COMENTARIO

 Ba 6,1-72 

La extensa Carta de Jeremías, tal como lo indica su encabezamiento, está dirigida «a los que van a ser llevados cautivos a Babilonia por el rey de los babilonios». En la versión de los Setenta es un escrito independiente, que viene a continuación de las Lamentaciones de Jeremías. La Vulgata latina la incluye unida al libro de Baruc. Cuando los libros sagrados se dividieron en capítulos, la Carta figuró como capítulo sexto de Baruc, y así viene en la Neovulgata y muchas versiones modernas. En conjunto, la epístola es una sátira contra los ídolos y cultos paganos con el fin de evitar su influjo en los judíos de la deportación. Ofrece semejanzas con Sb 13-15, si bien los capítulos del libro de la Sabiduría presentan argumentos más profundos. También contiene pasajes semejantes a Is 40,19-20; 44,9-20; 46,1-7; Jr 10,1-16; Sal 115,4-8; etc.

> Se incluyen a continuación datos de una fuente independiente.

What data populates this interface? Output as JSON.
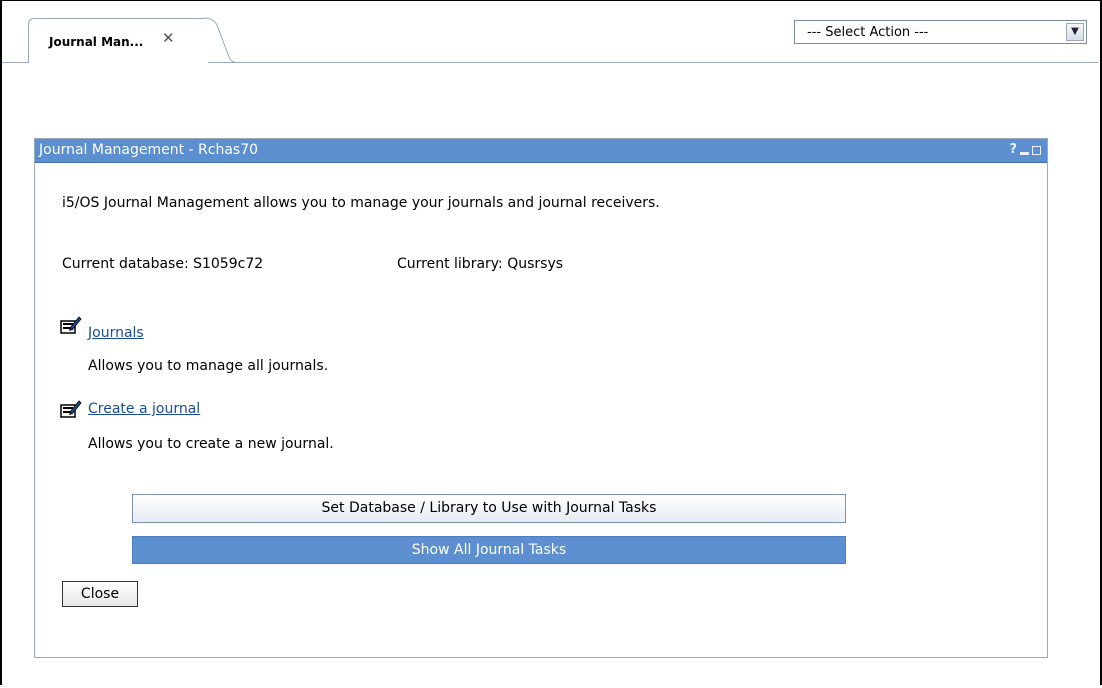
{
  "tabs": [
    {
      "label": "Journal Man...",
      "close_icon": "close-x-icon"
    }
  ],
  "action_select": {
    "selected": "--- Select Action ---",
    "icon": "chevron-down-icon"
  },
  "portlet": {
    "title": "Journal Management - Rchas70",
    "title_icons": {
      "help": "?",
      "minimize": "minimize-icon",
      "maximize": "maximize-icon"
    },
    "description": "i5/OS Journal Management allows you to manage your journals and journal receivers.",
    "current_database": "Current database: S1059c72",
    "current_library": "Current library: Qusrsys",
    "tasks": [
      {
        "icon": "task-edit-icon",
        "link": "Journals",
        "description": "Allows you to manage all journals."
      },
      {
        "icon": "task-edit-icon",
        "link": "Create a journal",
        "description": "Allows you to create a new journal."
      }
    ],
    "set_database_button": "Set Database / Library to Use with Journal Tasks",
    "show_all_button": "Show All Journal Tasks",
    "close_button": "Close"
  },
  "colors": {
    "titlebar": "#5b8fd0",
    "link": "#1a4d9a",
    "border": "#9aa8b8"
  }
}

Las referencias a los cultos babilónicos son predominantes, como el dios Bel (es decir, Marduc, v. 40), los ritos de prostitución sagrada (vv. 42-43) y los cuidados para conservación y traslado de los ídolos (vv. 10-13.23-27.32.71). Según esto, la Carta podría constituir, más en concreto, una diatriba contra el culto del dios Tamuz (cfr v. 31; Ez 8,14-15), pero el conjunto contempla cualquier clase de idolatría; incluso las circunstancias podrían repetirse en la época de dominación helénica. El Catecismo de la Iglesia Católica, al explicar el primer mandamiento de la Ley de Dios, cita como autoridad de revelación, entre otros textos del Antiguo Testamento, la Carta de Jeremías en toda su extensión: «El primer mandamiento condena el politeísmo. Exige al hombre no creer en otros dioses que el Dios verdadero. Y no venerar otras divinidades que al único Dios. La Escritura recuerda constantemente este rechazo de los ídolos…» (n. 2112).

La Carta puede estructurarse en nueve párrafos a tenor de una frase que, con algunas variaciones y a modo de conclusión, aparece en los vv. 14.22.28. 39.44.51.56.64.68, marcando el final de cada párrafo: «Por eso se conoce que no son dioses: no les tengáis miedo». Con este estribillo, el autor de la Carta llama la atención hacia la idea principal que quiere inculcar.